Бодри слова мадам де Бутвиль явно не успокоили. Но, дернувшись уже к выходу из гостиной, он замер как испуганный кролик. Потому, верно, что Теодор мягко поднялся на ноги.
– Присядьте, – попросил он. – Это кресло и так никуда не убежит. Но если вы его придавите сверху, оно перестанет дрожать.
Бодри задрожал еще сильнее. Но, когда бретер снова указал на кресло, покорно сел. И за супружеской четой закрылась дверь гостиной.

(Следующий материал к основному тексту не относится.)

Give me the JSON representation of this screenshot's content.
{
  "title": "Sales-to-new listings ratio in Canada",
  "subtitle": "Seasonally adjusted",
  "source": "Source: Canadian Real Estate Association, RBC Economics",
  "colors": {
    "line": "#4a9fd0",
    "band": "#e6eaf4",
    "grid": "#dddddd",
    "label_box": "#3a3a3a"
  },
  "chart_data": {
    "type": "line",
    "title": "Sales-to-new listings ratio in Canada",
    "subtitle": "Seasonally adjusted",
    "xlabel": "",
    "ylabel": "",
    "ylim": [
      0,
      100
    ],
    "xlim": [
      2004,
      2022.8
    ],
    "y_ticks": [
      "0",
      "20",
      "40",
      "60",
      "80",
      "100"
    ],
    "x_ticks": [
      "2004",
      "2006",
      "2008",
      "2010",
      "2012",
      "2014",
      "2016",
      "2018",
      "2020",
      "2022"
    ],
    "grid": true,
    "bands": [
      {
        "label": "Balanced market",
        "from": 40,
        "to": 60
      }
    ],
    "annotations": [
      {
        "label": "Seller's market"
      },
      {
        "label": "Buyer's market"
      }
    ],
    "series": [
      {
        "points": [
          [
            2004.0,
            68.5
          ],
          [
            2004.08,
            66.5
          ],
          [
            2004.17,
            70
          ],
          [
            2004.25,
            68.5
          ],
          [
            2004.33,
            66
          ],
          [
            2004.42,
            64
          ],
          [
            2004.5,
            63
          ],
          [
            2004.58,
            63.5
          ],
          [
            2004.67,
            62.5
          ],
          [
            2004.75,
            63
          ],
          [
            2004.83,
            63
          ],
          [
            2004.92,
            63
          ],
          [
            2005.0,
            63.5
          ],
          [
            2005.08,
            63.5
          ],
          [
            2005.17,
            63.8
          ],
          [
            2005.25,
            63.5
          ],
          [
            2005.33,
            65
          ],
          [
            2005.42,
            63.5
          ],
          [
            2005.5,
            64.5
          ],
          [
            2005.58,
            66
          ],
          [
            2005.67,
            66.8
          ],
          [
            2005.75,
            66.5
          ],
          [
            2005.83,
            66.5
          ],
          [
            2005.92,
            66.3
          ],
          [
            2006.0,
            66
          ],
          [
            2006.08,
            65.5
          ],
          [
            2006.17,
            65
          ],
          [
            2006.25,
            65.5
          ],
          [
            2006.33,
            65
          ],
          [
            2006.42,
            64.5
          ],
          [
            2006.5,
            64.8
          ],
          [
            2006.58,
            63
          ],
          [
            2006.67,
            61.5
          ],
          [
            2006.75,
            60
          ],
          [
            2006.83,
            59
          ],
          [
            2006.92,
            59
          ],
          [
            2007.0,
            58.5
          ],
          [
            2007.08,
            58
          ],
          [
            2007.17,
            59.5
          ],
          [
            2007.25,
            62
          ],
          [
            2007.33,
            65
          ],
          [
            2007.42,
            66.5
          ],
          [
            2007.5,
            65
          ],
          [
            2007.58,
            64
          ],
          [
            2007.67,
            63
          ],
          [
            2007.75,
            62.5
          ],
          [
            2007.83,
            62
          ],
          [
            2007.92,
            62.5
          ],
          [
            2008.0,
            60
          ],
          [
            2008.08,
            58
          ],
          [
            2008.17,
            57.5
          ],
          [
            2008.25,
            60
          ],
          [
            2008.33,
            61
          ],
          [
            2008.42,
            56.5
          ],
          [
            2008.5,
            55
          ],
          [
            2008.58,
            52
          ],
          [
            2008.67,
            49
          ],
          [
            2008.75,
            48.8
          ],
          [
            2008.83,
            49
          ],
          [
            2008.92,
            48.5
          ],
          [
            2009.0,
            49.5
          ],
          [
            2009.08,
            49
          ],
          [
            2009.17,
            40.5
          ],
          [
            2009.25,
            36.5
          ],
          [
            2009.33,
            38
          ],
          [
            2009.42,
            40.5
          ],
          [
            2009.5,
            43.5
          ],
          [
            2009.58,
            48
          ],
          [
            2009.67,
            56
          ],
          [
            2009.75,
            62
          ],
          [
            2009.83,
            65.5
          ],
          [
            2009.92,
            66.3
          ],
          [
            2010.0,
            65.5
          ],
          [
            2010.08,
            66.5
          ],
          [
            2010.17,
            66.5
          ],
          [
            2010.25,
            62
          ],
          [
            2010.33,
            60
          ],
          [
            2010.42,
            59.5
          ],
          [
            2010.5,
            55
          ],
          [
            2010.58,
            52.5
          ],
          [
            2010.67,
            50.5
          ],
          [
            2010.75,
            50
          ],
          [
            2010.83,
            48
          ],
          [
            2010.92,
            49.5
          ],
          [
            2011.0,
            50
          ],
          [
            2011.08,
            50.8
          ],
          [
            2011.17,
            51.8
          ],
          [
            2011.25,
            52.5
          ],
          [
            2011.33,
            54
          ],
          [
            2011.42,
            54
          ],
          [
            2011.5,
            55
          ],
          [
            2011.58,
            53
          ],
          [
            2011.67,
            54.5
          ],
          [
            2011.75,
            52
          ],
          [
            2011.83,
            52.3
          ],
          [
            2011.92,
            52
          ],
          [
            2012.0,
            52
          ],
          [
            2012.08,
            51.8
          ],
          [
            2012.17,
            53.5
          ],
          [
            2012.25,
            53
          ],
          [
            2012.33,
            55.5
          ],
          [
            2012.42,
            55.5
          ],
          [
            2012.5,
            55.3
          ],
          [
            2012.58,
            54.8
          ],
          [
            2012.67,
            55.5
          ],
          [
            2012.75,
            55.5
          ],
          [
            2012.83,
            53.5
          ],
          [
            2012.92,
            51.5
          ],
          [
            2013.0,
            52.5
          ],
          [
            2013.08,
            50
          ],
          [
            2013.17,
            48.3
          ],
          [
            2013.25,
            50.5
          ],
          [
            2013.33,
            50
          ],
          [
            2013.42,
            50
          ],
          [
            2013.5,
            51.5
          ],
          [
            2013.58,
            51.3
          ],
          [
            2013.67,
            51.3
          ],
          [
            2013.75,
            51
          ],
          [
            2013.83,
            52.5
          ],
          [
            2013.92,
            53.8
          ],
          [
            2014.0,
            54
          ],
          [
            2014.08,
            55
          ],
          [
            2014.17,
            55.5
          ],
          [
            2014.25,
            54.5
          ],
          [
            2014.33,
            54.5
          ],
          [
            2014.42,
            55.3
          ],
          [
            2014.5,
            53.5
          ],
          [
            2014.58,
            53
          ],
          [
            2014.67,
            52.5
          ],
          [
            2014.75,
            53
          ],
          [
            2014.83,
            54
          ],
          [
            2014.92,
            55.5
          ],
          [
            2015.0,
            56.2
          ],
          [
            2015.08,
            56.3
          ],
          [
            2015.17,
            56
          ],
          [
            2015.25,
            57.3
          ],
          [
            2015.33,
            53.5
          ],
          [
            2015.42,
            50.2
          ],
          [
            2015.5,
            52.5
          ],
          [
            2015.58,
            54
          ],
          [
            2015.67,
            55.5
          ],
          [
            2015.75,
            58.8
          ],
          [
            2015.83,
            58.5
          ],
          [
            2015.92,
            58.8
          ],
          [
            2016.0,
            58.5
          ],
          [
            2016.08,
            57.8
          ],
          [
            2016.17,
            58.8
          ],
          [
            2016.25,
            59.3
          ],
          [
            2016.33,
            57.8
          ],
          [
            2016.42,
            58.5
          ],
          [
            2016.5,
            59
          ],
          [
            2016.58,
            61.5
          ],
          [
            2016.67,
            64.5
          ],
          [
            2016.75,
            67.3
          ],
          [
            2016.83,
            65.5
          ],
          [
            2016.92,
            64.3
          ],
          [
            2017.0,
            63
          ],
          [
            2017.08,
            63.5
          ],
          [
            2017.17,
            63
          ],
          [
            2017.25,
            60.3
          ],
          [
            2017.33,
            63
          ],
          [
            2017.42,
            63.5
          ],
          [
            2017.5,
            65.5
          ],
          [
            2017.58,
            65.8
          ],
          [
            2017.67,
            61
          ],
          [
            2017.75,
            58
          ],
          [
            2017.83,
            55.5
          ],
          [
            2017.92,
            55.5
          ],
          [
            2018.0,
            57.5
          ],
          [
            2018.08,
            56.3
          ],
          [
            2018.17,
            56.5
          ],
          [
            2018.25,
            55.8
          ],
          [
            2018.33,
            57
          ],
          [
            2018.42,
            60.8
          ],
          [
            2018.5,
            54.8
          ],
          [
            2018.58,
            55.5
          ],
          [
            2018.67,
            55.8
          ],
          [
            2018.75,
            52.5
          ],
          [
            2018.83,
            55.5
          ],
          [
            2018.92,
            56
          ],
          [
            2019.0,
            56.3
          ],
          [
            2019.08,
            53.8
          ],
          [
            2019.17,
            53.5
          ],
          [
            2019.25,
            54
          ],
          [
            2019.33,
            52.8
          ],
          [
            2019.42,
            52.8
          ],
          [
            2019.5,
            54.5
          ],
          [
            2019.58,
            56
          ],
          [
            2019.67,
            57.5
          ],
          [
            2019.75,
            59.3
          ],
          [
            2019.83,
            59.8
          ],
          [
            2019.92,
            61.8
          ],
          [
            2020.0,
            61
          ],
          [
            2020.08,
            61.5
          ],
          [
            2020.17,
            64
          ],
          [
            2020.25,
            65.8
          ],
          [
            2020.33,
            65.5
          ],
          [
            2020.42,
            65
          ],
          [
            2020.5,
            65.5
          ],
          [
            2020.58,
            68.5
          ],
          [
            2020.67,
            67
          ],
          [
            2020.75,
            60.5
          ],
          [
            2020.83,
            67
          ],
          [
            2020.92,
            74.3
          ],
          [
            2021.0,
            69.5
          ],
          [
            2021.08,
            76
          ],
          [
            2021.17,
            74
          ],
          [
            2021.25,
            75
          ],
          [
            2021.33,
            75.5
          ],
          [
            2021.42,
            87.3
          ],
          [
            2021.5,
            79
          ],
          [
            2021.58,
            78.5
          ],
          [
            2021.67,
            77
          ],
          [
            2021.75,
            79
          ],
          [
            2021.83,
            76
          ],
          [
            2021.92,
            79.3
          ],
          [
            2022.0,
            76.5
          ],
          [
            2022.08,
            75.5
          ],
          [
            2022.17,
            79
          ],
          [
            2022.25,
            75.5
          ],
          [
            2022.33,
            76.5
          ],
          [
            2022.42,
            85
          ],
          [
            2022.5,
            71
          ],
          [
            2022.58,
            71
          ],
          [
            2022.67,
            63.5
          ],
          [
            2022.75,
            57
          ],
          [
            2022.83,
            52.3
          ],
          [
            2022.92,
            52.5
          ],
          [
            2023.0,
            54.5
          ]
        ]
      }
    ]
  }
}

– У вас есть вопросы, мадам? – спросил Теодор, возвращаясь на место.
Вопросов у мадам де Бутвиль было много, надежды получить на них ответы — мало. Но отчего бы не попробовать?
- Конечно, есть. Мне крайне любопытно, отчего вас так боится господин Бодри. И что происходит.
Она не стала спрашивать, по какому «тому самому» делу приехал Ронэ — Бодри явно считал, что они с бретером заодно.
– Не ко мне вопросы, – бретер посмотрел на нее как на дурочку. – Впрочем, они и так не ко мне.
Бодри ответил преисполненным муки взором. И промолчал.
– Тогда спрошу я, – предупредил Теодор. И ответ последовал тут же:
– Клянусь… я… я заканчиваю. Я уже скоро!
Первым порывом Эмили было спросить Бодри, что именно он заканчивает. Она посмотрела на Бодри, потом на бретера, потом снова на Бодри. Было обидно, что ее использовали втемную. Но портить игру Ронэ все же не следовало, хоть и очень хотелось - это же была не только его игра. И мадам де Бутвиль ласково обратилась к судейскому:
- Ну вы уж поторопитесь... пожалуйста...
Бледные глаза Бодри наполнились слезами. И на мадам де Бутвиль он уставился как на воплощение надежды.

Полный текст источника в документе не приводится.